= 1959 Dissolution Honours =

British government recognitions

The 1959 Dissolution Honours List was issued on 19 September 1959 to mark the dissolution of the United Kingdom parliament prior to the 1959 general election.

The recipients of honours are displayed here as they were styled before their new honour.

==Hereditary Peers==
===Viscount===
- Rt Hon. James Gray Stuart , Unionist Member of Parliament for Moray and Nairn, 1923–1959. A Lord Commissioner of the Treasury and Scottish Unionist Whip, 1935–1941; Joint Parliamentary Secretary to the Treasury and Government, Chief Whip, 1941–1945. Secretary of State for Scotland, 1951–1957. Opposition Chief Whip, 1945–1948. Chairman of the Unionist Party in Scotland since 1950. For political and public services.

===Baron===
- Colonel The Rt Hon. Sir Charles Glen MacAndrew , Unionist Member of Parliament for Kilmarnock, 1924–1929; for the Partick Division of Glasgow, 1931-1935 and for Bute and North Ayrshire, 1935–1959. Chairman of Ways and Means, 1951–1959. For political and public services.

==Life Peers==
===Baroness===
- Rt Hon.
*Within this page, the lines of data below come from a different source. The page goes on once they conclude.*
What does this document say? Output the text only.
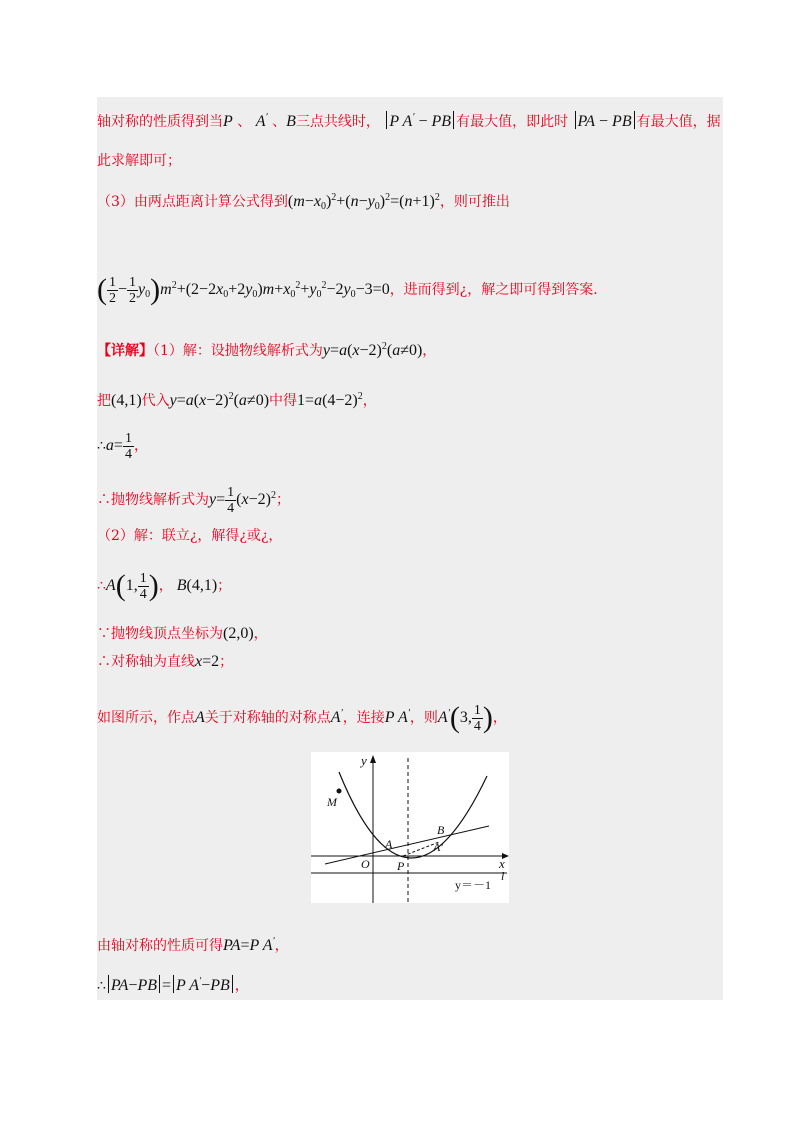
轴对称的性质得到当P 、 A′ 、B三点共线时， P A′ − PB 有最大值，即此时 PA − PB 有最大值，据
此求解即可；
（3）由两点距离计算公式得到$(m-x_0)^2+(n-y_0)^2=(n+1)^2$，则可推出
( $\frac{1}{2} - \frac{1}{2} y_0)m^2+(2-2x_0+2y_0)m+x_0^2+y_0^2-2y_0-3=0$，进而得到¿，解之即可得到答案.
【详解】（1）解：设抛物线解析式为$y=a(x-2)^2(a\ne 0)$，
把(4,1)代入$y=a(x-2)^2(a\ne 0)$中得$1=a(4-2)^2$，
∴a= $\frac{1}{4}$ ，
∴抛物线解析式为$y= \frac{1}{4} (x-2)^2$；
（2）解：联立¿，解得¿或¿，
∴A(1, $\frac{1}{4}$ )， B(4,1)；
∵抛物线顶点坐标为(2,0)，
∴对称轴为直线x=2；
如图所示，作点A关于对称轴的对称点A′，连接P A′，则A′(3, $\frac{1}{4}$ )，
y
x
M
A
B
A′
O P
l
y＝－1
由轴对称的性质可得PA=P A′，
∴ PA−PB = P A′−PB ，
Dame Florence Gertrude Horsbrugh , Unionist Member of Parliament for Dundee, 1931-1945 and for the Moss Side Division of Manchester, 1950–1959. Parliamentary Secretary to the Ministry of Health, 1939-1945 and to the Ministry of Food, 1945. Minister of Education, 1951–1954. For political and public services.

===Baron===
- Rt Hon. Herbert Stanley Morrison , Labour Member of Parliament for South Hackney, 1923–1924, 1929-1931 and 1935–1945; for East Lewisham, 1945-1950 and for South Lewisham, 1950–1959. Minister of Transport, 1929–1931; Minister of Supply, 1940; Secretary of State for the Home Department and Minister of Home Security, 1940–1945; Member of the War Cabinet, 1942–1945. Lord President of the Council and Leader of the House of Commons, 1945–1951; Secretary of State for Foreign Affairs, 1951. Deputy Leader of the Opposition, 1951–1955. For political and public services.